Кажется, фильм длился целую вечность. Но вот настал долгожданный момент. Милиционер (медленно, ах, как медленно) клеймил ушлого бригадира Рябого, потом (медленно, ну как же медленно!) велел сажать бандитов «на одну холку», потом (медленно, медленно, медленно!) лошадь трогалась с места и шагала по большаку… А потом вдруг в кадр вплыла лодка, зазвучало: «Я вернусь домой на закате дня…», густо зазеленел невнятный сибирский пейзаж. Прошел по дороге одинокий Золотухин, прокатилась по лесу неторопливая телега. И вот уже милиционер спал, усталый, тянулся по Мане-реке бесконечный сплав (вид сверху). Из одной точки стала прорастать зловещая красно-рыжая надпись «КОНЕЦ ФИЛЬМА». И все! И (Как же так?! Не может этого быть!) никакой Любочки…

«Невозможно! Это ошибка, ошибка!» – вопияло все в оцепеневшей Галине Алексеевне. Вот и квитанция об оплате одного съемочного дня, три пятьдесят, с подписью и печатью, которая хранилась в паспорте, за обложкой. Невозможно, невозможно! Меж тем никакой ошибки не было. По первоначальной режиссерской задумке, действительно, должны были провезти бандитов по селу и сельчане, действительно, должны были стоять на обочине и молча смотреть с укоризною – крупным планом. Так бы и было, наверное, если б не Любочка. Бьющее в глаза сходство с Нюркой-Пырьевой безнадежно сгубило сцену. Пришлось вырезать все, остался лишь жалкий начальный обрубок.

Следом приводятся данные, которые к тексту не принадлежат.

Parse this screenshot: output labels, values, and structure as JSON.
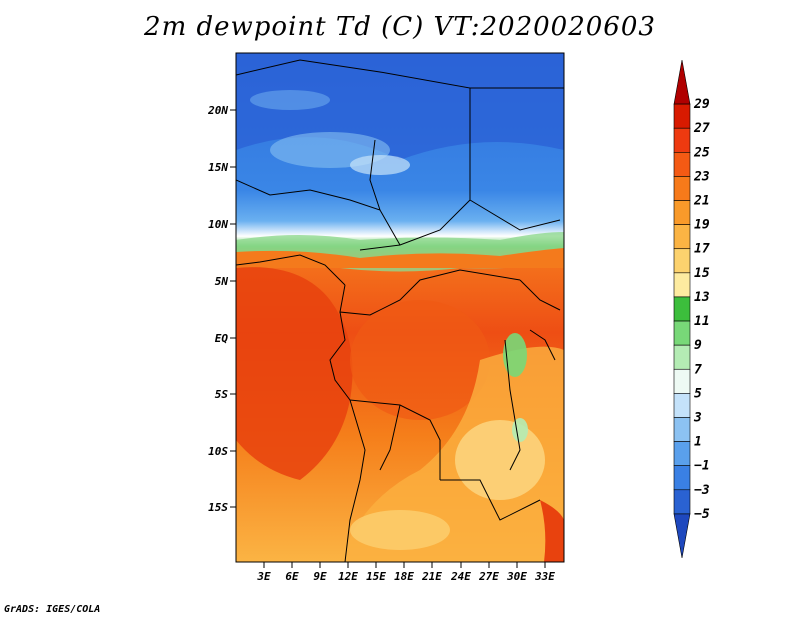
{
  "title": "2m dewpoint Td (C) VT:2020020603",
  "credit": "GrADS: IGES/COLA",
  "map": {
    "lat_labels": [
      "20N",
      "15N",
      "10N",
      "5N",
      "EQ",
      "5S",
      "10S",
      "15S"
    ],
    "lon_labels": [
      "3E",
      "6E",
      "9E",
      "12E",
      "15E",
      "18E",
      "21E",
      "24E",
      "27E",
      "30E",
      "33E"
    ],
    "lat_range": [
      -20,
      25
    ],
    "lon_range": [
      0,
      34
    ]
  },
  "colorbar": {
    "labels": [
      "29",
      "27",
      "25",
      "23",
      "21",
      "19",
      "17",
      "15",
      "13",
      "11",
      "9",
      "7",
      "5",
      "3",
      "1",
      "−1",
      "−3",
      "−5"
    ],
    "colors": [
      "#b00000",
      "#d81a00",
      "#ee3a10",
      "#f45a14",
      "#f77a1a",
      "#f99a2a",
      "#fbb444",
      "#fcd26e",
      "#fdeba0",
      "#3cbe3c",
      "#78d878",
      "#b4ecb4",
      "#eefaf4",
      "#c4e2fa",
      "#8cc2f2",
      "#5aa0ec",
      "#3a80e4",
      "#2a62d2",
      "#1e48be"
    ]
  }
}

Галина Алексеевна не помнила, как вышла из кинотеатра. Она отыскала себя на заднем сидении трамвая, бегущего от «Гиганта» прочь, рядом обнаружила всхлипывающую Любочку и растерянного Петра Василича, который метался и не знал, за кем ему ухаживать, а впереди – обыкновенных пассажиров, которые ехали по своим делам, не оборачиваясь, потому что не знали, что прямо за ними скромно сидит будущая мировая знаменитость. Мало-помалу Галина Алексеевна вновь обрела способность выстраивать в голове логические цепочки. Ее перегруженная, воспаленная мысль двигалась от постепенного понимания: «все кончено» к той критической отметке, за которой рождалось ощущение катастрофы. Галина Алексеевна уже не удивлялась, отчего всхлипывает Любочка, и знала, почему пассажиры иркутского трамвая №1 не оглядываются на нее, такую ослепительную. И не оглянутся, уже никогда не оглянутся. Ни-ког-да. А следом пришло самое страшное понимание: Слюдянка. Бабка. Городская квартира. Бабка мертва, ключи от квартиры участковый милиционер спрятал в широкий карман шинели, и они (бултых) стремительно пошли на дно… Проклинаю… Бабка написала тогда одно лишь слово: «Проклинаю!» И Любочки не было. Она ведь должна, должна была быть, но ее не было. Потому что бабка написала «проклинаю», прокляла, не пожалела единственную правнучку, и ее, Галину Алексеевну, потому что… О, Господи! Она ведь сама, сама во всем виновата, зачем она все ей высказала тогда, зачем писала, зачем ругала проклятую бабку, зачем, зачем рассказала старой ведьме про кино?! И вот теперь Любочки не было, не было, не было в кадре! Это старая ведьма все подстроила, все! Жизнь теперь сломана – Любочкина молодая жизнь, из-за одного неосторожного слова… Как же это могло случиться с ними, с ней, с Галиной Алексеевной, всегда такой рассудительной и осторожной, которая Любочкиного будущего ради готова была ползти на коленях куда и за кем угодно, лишь бы девочка была счастлива и богата?! Невозможно, невозможно!